O motivo que levou Vorcaro a desistir da compra do hospital

Empresário não queria seu nome na sociedade

Operador financeiro da anunciada compra do Hospital São Miguel, em agosto de 2021, nunca fez parte do quadro societário das empresas que se apresentavam como compradoras. Pressionado pelo Ministério Público (MP) para que seu nome estivesse na sociedade, o pai de Daniel Vorcaro recuou, e, este foi o principal motivo para que a venda não se concretizasse, e o Município acabasse comprando a casa de saúde.


Para se chegar a este final, é preciso relembrar os fatos anteriores. E perguntas surgem: se o Município de Gramado fez a intervenção administrativa no hospital (prédio e CNPJ) por que ela não levantou a intervenção quando a Seferin & Coelho comprou o hospital? Porque o promotor Max Guazzelli foi incisivo, ao dizer que a empresa não tinha um plano de operação do hospital. E se o município levantasse a intervenção e, o MP ajuizaria a intervenção judicial no dia seguinte. O MP exigiu, então, um plano de trabalho.

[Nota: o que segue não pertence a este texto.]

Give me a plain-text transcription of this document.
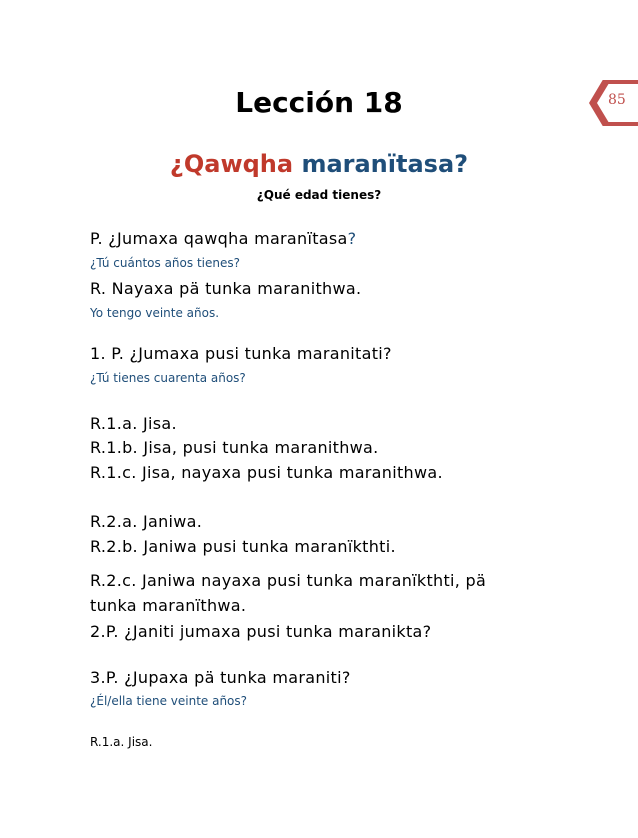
85
Lección 18
¿Qawqha maranïtasa?

¿Qué edad tienes?

P. ¿Jumaxa qawqha maranïtasa?

¿Tú cuántos años tienes?

R. Nayaxa pä tunka maranithwa.

Yo tengo veinte años.

1. P. ¿Jumaxa pusi tunka maranitati?

¿Tú tienes cuarenta años?

R.1.a. Jisa.

R.1.b. Jisa, pusi tunka maranithwa.

R.1.c. Jisa, nayaxa pusi tunka maranithwa.

R.2.a. Janiwa.

R.2.b. Janiwa pusi tunka maranïkthti.

R.2.c. Janiwa nayaxa pusi tunka maranïkthti, pä

tunka maranïthwa.

2.P. ¿Janiti jumaxa pusi tunka maranikta?

3.P. ¿Jupaxa pä tunka maraniti?

¿Él/ella tiene veinte años?

R.1.a. Jisa.
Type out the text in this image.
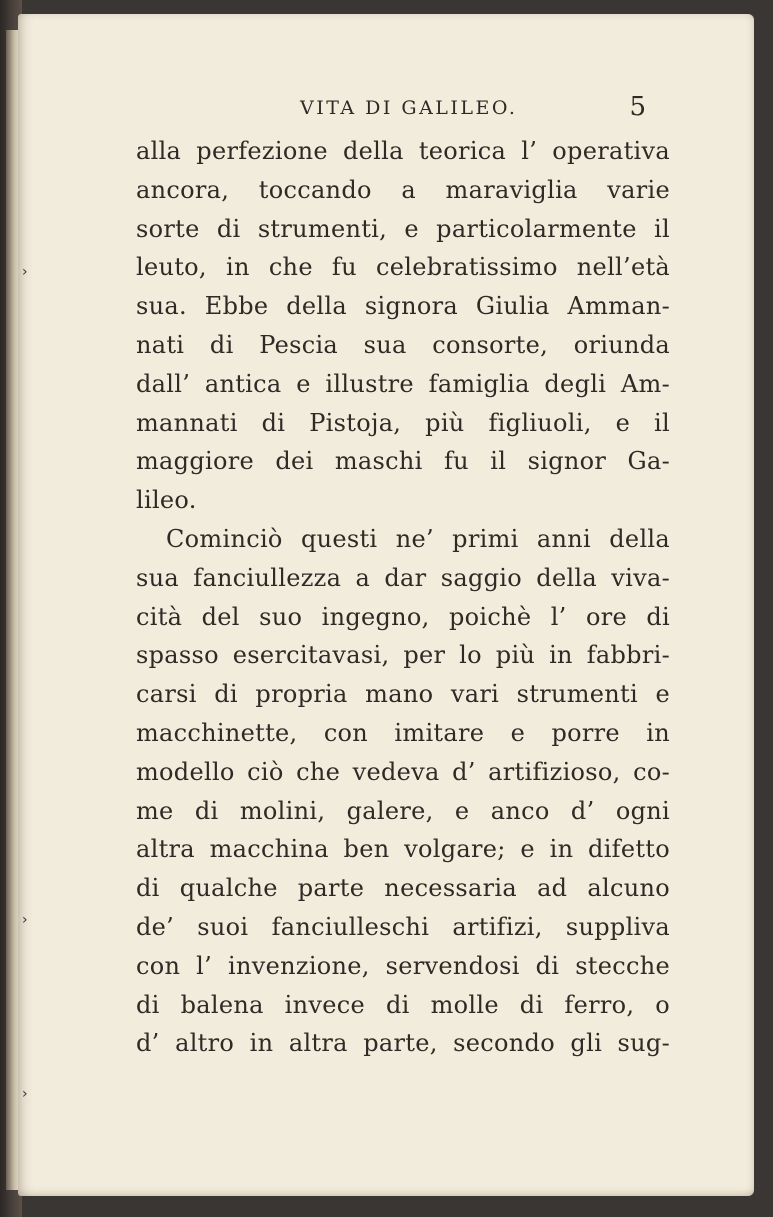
VITA DI GALILEO.	5
alla perfezione della teorica l’ operativa
ancora, toccando a maraviglia varie
sorte di strumenti, e particolarmente il
leuto, in che fu celebratissimo nell’età
sua. Ebbe della signora Giulia Amman-
nati di Pescia sua consorte, oriunda
dall’ antica e illustre famiglia degli Am-
mannati di Pistoja, più figliuoli, e il
maggiore dei maschi fu il signor Ga-
lileo.
Cominciò questi ne’ primi anni della
sua fanciullezza a dar saggio della viva-
cità del suo ingegno, poichè l’ ore di
spasso esercitavasi, per lo più in fabbri-
carsi di propria mano vari strumenti e
macchinette, con imitare e porre in
modello ciò che vedeva d’ artifizioso, co-
me di molini, galere, e anco d’ ogni
altra macchina ben volgare; e in difetto
di qualche parte necessaria ad alcuno
de’ suoi fanciulleschi artifizi, suppliva
con l’ invenzione, servendosi di stecche
di balena invece di molle di ferro, o
d’ altro in altra parte, secondo gli sug-
›
›
›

O plano foi apresentado, em parte, pois apesar do bom trabalho da consultoria,  o "plano de operação" era falho, pois indicava que o hospital, operaria sem filantropia, o que representaria mais de R$ 1 milhão de prejuízo por mês. Assim, o MP continuou recomendando ao Município que não levantasse a intervenção.


A Seferin & Coelho, que assinara o primeiro contrato de compra e venda com a Sefas - então dona do hospital, era intermediária de Henrique Vorcaro, assim como Felipe Alves Vieira e sua empresa Health. Vorcaro estava por trás das empresas, conforme ata de reunião na Promotoria de Justiça.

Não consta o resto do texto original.